JAKARTA, KOMPAS.com - Jaksa Penuntut Umum (JPU) Komisi Pemberantasan Korupsi (KPK) menghadirkan Pegawai Negeri Sipil (PNS) di bawah Kepala Subdirektorat (Kasubdit) Pinjaman Daerah dan Obligasi Daerah pada Kementerian Dalam Negeri (Kemendagri) Poltak Pakpahan.
Dia dihadirkan sebagai saksi dalam persidangan mantan Direktur Jenderal (Dirjen) Bina Keuangan Daerah (Keuda) Mochamad Ardian Noervianto.

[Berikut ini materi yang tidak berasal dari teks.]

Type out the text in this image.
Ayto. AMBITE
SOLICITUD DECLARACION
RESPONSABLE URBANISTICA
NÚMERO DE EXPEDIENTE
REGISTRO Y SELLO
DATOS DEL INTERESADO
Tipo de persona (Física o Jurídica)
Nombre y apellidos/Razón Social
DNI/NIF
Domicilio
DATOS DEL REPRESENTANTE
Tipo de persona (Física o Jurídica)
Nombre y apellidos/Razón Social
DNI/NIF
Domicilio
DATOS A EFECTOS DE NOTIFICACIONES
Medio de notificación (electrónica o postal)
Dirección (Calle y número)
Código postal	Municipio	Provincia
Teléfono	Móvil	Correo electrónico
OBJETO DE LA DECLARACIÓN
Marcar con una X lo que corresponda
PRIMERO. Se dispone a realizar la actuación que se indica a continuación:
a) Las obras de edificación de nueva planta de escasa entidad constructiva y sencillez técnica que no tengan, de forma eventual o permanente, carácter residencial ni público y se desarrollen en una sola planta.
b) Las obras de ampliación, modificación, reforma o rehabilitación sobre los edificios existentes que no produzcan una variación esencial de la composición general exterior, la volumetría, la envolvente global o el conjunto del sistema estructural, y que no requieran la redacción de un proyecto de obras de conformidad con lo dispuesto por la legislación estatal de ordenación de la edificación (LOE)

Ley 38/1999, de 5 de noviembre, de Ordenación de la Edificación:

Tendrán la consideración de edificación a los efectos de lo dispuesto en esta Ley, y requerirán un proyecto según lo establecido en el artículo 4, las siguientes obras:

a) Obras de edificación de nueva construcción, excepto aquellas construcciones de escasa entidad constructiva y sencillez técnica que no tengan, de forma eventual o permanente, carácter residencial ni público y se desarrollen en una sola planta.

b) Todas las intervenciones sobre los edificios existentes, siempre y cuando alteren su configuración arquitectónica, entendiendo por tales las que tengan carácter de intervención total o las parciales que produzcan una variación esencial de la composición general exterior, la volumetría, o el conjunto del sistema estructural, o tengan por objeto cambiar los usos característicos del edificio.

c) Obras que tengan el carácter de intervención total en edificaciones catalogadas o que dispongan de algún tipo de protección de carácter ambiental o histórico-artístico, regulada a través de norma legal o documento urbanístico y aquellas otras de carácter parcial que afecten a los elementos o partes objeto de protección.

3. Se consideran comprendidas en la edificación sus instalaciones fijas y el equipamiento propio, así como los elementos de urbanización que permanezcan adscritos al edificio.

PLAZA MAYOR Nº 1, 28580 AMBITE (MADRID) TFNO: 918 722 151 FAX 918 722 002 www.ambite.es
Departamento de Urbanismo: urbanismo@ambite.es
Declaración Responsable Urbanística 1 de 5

Ardian merupakan terdakwa kasus dugaan suap persetujuan dana Pemulihan Ekonomi Nasional (PEN) untuk Pemerintah Kabupaten (Pemkab) Kolaka Timur tahun 2021.
“Poltak Pakpahan saksi sidang Ardian Noervianto,” ujar Pelaksana Tugas Juru Bicara KPK Ali Fikri, kepada Kompas.com, Kamis (4/8/2022).
Dalam persidangan, Poltak menjadi satu-satunya saksi yang dihadirkan JPU KPK untuk dapat menerangkan peristiwa dugaan suap peminjaman dana PEN yang menjerat eks Dirjen Kemendagri Ardian Noervianto.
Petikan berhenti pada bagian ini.